Roger Federer is well and truly back with signs of the SABR being in play, but the comeback, he says, will only be complete in April.

How good is it to see the SABR visible in men’s tennis again? You know what I’m talk about … yes you do. Sneak Attack By Roger. Federer that is. When he’s waiting to receive serve and he plays that sort of chip and charge combination which Paul Annacone, one of his former coaches developed in his playing day.

It’s takes an opponent unawares. When the Fed first started doing it some people were outraged; players had a say, Boris Becker as very critical and all that. The fact is Federer was not breaking any rules, he was getting the better of an opponent and they didn’t like it. Becker was Novak Djokovic’s coach at the time and Nole was caught on the hop.

To see Federer back playing the way he is, is pretty special. That most fluid of games remains mesmerising. He is so light on his feet and it just seems like poetry has returned to tennis.

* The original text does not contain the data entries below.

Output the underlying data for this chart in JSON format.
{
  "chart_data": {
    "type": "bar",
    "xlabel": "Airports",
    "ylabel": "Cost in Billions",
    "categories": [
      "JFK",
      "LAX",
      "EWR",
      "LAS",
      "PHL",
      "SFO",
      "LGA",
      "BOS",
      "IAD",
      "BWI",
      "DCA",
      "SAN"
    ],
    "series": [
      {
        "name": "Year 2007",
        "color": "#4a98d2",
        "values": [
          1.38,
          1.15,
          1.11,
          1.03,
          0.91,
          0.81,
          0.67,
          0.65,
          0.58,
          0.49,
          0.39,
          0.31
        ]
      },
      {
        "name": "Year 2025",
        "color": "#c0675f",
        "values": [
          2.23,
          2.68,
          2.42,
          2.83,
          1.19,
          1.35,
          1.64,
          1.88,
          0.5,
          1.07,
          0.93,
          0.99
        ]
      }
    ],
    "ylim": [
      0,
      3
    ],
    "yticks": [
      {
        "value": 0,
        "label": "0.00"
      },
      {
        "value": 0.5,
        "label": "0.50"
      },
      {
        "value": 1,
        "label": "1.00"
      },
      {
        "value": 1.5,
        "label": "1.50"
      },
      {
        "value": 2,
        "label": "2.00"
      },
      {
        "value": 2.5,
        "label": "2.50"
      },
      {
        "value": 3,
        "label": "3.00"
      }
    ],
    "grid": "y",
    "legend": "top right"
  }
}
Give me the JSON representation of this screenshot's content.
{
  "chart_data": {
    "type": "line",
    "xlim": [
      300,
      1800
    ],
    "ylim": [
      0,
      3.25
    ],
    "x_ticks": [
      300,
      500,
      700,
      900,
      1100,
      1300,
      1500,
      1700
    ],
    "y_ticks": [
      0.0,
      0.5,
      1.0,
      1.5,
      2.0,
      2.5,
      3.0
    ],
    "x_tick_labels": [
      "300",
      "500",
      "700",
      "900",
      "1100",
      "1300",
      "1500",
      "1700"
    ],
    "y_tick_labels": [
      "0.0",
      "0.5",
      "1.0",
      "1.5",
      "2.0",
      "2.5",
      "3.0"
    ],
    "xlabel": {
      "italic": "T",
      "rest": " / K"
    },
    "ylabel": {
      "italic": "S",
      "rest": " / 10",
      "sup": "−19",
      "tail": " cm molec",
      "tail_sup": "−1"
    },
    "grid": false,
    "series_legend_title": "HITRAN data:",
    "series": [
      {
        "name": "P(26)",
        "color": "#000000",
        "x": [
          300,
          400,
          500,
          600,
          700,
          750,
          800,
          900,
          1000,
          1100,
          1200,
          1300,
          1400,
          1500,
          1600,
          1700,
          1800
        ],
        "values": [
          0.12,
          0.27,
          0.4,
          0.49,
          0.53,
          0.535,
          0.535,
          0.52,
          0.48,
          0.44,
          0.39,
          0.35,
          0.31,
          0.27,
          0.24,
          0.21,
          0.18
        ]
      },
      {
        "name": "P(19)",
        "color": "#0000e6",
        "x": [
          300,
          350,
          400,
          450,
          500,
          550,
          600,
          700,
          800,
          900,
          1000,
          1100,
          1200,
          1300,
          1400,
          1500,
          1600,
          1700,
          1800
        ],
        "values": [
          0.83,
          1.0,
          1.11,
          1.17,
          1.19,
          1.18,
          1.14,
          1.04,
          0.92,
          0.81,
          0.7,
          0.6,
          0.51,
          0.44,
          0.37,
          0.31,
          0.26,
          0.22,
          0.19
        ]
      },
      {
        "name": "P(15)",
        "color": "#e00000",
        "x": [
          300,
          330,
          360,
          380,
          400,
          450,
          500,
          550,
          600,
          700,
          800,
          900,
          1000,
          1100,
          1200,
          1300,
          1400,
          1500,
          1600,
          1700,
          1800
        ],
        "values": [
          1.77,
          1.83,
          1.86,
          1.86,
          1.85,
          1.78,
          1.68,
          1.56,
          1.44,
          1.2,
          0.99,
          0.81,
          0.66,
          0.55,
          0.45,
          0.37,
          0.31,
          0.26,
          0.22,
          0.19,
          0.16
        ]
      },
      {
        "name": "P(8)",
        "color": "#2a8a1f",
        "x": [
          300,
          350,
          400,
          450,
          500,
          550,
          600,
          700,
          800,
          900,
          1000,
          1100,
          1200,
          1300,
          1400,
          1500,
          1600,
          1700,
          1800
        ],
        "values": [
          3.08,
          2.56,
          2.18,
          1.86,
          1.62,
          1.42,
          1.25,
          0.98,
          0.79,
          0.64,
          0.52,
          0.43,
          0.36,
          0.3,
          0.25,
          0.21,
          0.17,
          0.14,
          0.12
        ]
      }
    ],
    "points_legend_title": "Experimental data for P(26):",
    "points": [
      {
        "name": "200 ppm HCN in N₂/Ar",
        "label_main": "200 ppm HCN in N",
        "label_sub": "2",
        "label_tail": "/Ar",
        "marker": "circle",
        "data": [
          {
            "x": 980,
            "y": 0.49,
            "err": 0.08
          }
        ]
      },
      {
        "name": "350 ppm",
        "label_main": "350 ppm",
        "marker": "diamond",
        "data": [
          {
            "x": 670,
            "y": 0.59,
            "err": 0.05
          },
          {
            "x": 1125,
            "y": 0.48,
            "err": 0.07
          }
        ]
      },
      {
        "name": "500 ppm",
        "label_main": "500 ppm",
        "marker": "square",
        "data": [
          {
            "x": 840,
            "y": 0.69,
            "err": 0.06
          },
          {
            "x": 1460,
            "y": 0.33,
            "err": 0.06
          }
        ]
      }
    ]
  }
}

When he won the BNP Paribas Open for the third time he came through a quarter that was referred to as the “draw of death”. The section he was in also had Rafa Nadal, Nick Kyrgios and Djokovic. It was a monster but he got through and with that had to be seen as the form player of the year so far because he’d won the two biggest events of the season up to that stage.

“For me, the dream run continues. The fairytale of the comeback that I have already shown in Australia,” Federer said. “Again, I'm not as surprised as I was in Australia, but still this comes as a big, big surprise to me, nevertheless, to win here again and beating the players that I did and the way I did. I mean, couldn't be more happy.

“It's an absolute, huge start to the year for me. Yeah, last year didn't win any titles. I don't think I was in any finals except maybe Brisbane last year. The change is dramatic, and it feels great.”

At 35, Federer seems to have a freshness about him all over again. In a strange way the six months he removed himself from the tour last year for physical reasons could possibly be seen as a blessing. It was strange not seeing him hoist a trophy for the first time since he became a star but like his fellow 35 year old Serena Williams who has had a number of spells where she has not been able to play, it seems to have helped keep the passion there.

The BNP Paribas Open title was his 90th, a “huge milestone” putting him 19 behind the all-time record held by Jimmy Connors. However, Federer says it is not a goal of his to play until he reaches 100 titles or something like that although “it’s a nice goal to have”. Plus, it is too early in his comeback to consider such lofty ambitions.

Lofty? It is Roger Federer after all.

“I was just happy to be feeling healthy again at the end of last year,” Federer said. “So when I set myself the goals was to play, you know, through Miami and see how I feel, sort of three, four months into the season. So I couldn't think of, you know, reaching 100 titles. I was just happy to be playing another 10 events maybe.

“But, you know, that stuff can change. Ask me again in three to six months, you know, how I'm feeling, if I won any more or not. Things are going very well right now.”

Federer makes it clear that things are ahead of schedule with his comeback and he will only stop referring to a “comeback” in April. He said that is how he saw the situation in November and he is sticking to it.

“This is the ultimate test, if you like, playing Indian Wells and Miami,” he said. “I'm very pleased how my body has pulled up, and it's great to see that I'm playing as well as I am. I didn't expect it, because I was tired still in Dubai. I think that had something to do definitely with Australia still and healing the injury that I had. I got the energy back and the spark is back in my legs and in my game. I'm playing good, so I'm very happy.”

Suddenly some observers are even talking about a possible tilt at No.1 at the end of the year. He has no ranking points to defend from Wimbledon onwards so can only gain places. Still, it’s a long way off with lots to play and Andy Murray and Novak Djokovic are most definitely still the favourites where they play.

But heck if Federer were to do that, could it be regarded as his best SABR?